Sheehan jugueteó con el paquete de chicles, pensativo.
– ¿Será posible llevarlo con discreción?
– ¿De manera que nadie, excepto Drake y Pleasance, sepa que el testigo experto estuvo aquí? -Sheehan asintió-. Páseme el teléfono.
Una voz femenina llamó a Sheehan desde el despacho exterior, un tímido «Superintendente», y nada más. Sheehan se levantó y fue a reunirse con el agente uniformado que había contestado al teléfono. Mientras hablaban, Havers se volvió hacia Lynley.
– Está pensando en St. James -dijo-. ¿Podrá venir?
– Más deprisa que cualquiera de la Metropolitana -respondió Lynley-. Sin papeleos y sin zancadillas políticas. Rece para que no deba prestar testimonio en los próximos días.
Levantó la vista cuando Sheehan volvió a entrar y se encaminó al perchero metálico del que colgaba su abrigo. Lo cogió, agarró la bolsa de plástico caída junto a la silla de Havers y la tiró al agente que le había seguido hasta la puerta.
– Envía esto a los chicos del departamento forense -ordenó-. Vamonos -dijo a Lynley y a Havers.
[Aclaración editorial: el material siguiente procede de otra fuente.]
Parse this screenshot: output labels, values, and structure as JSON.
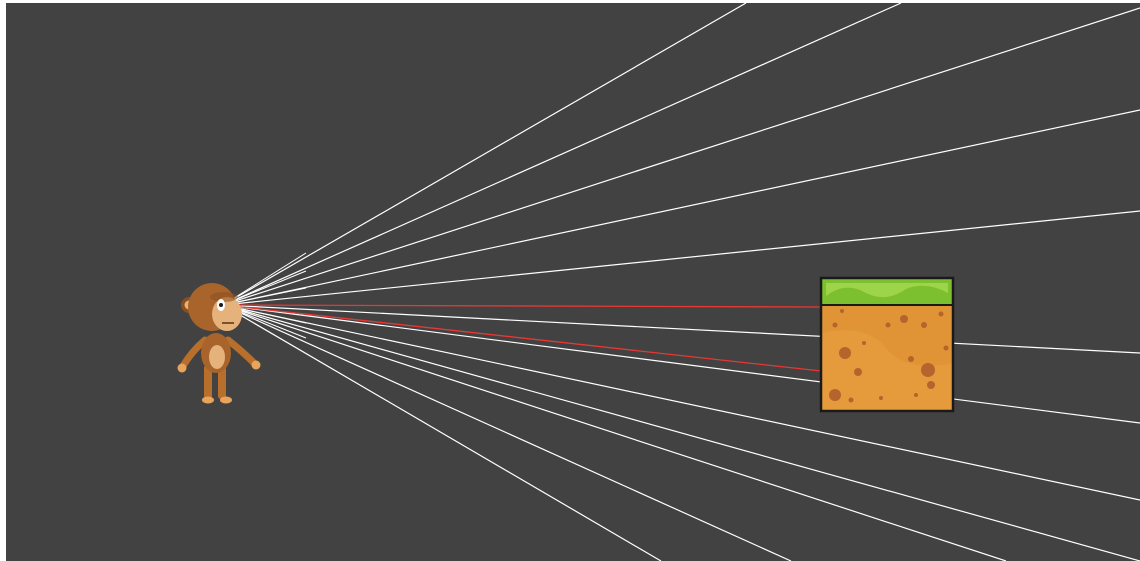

Lynley descubrió sin necesidad de preguntar el significado de la expresión de Sheehan. La había visto demasiadas veces para ignorar el motivo. Hasta se dio cuenta de que sus facciones se teñían de una sombría irritación, lo que siempre sucedía cuando recibía la noticia de un asesinato.
Por lo tanto, estaba preparado para la inevitable revelación que Sheehan anunció mientras se ponían en pie.
– Han encontrado otro cuerpo.
Capítulo 15
Dos coches de la policía, con gran aparato de luces y sirenas, encabezaban la caravana de vehículos que salió de Cambridge, avanzó a toda velocidad por Lensfield Road, remontó Fen Causeway y corrió paralela a Las Lomas hasta desviarse hacia el oeste, en dirección a Madingley. La siguieron con ojos desorbitados estudiantes, ciclistas que se apresuraron a apartarse, profesores togados que se dirigían a sus clases y dos autocares de turistas japoneses que habían descendido en la avenida cubierta de hojas otoñales que conducía al Patio Nuevo de Trinity College.
El Mini de Havers iba emparedado entre el segundo coche de la policía y el vehículo de Sheehan, sobre cuyo techo habían colocado una luz de advertencia. Detrás venía el furgón de los analistas del lugar del crimen, y detrás de este una ambulancia, con la débil esperanza de que la palabra «cuerpo» no significara necesariamente «cadáver».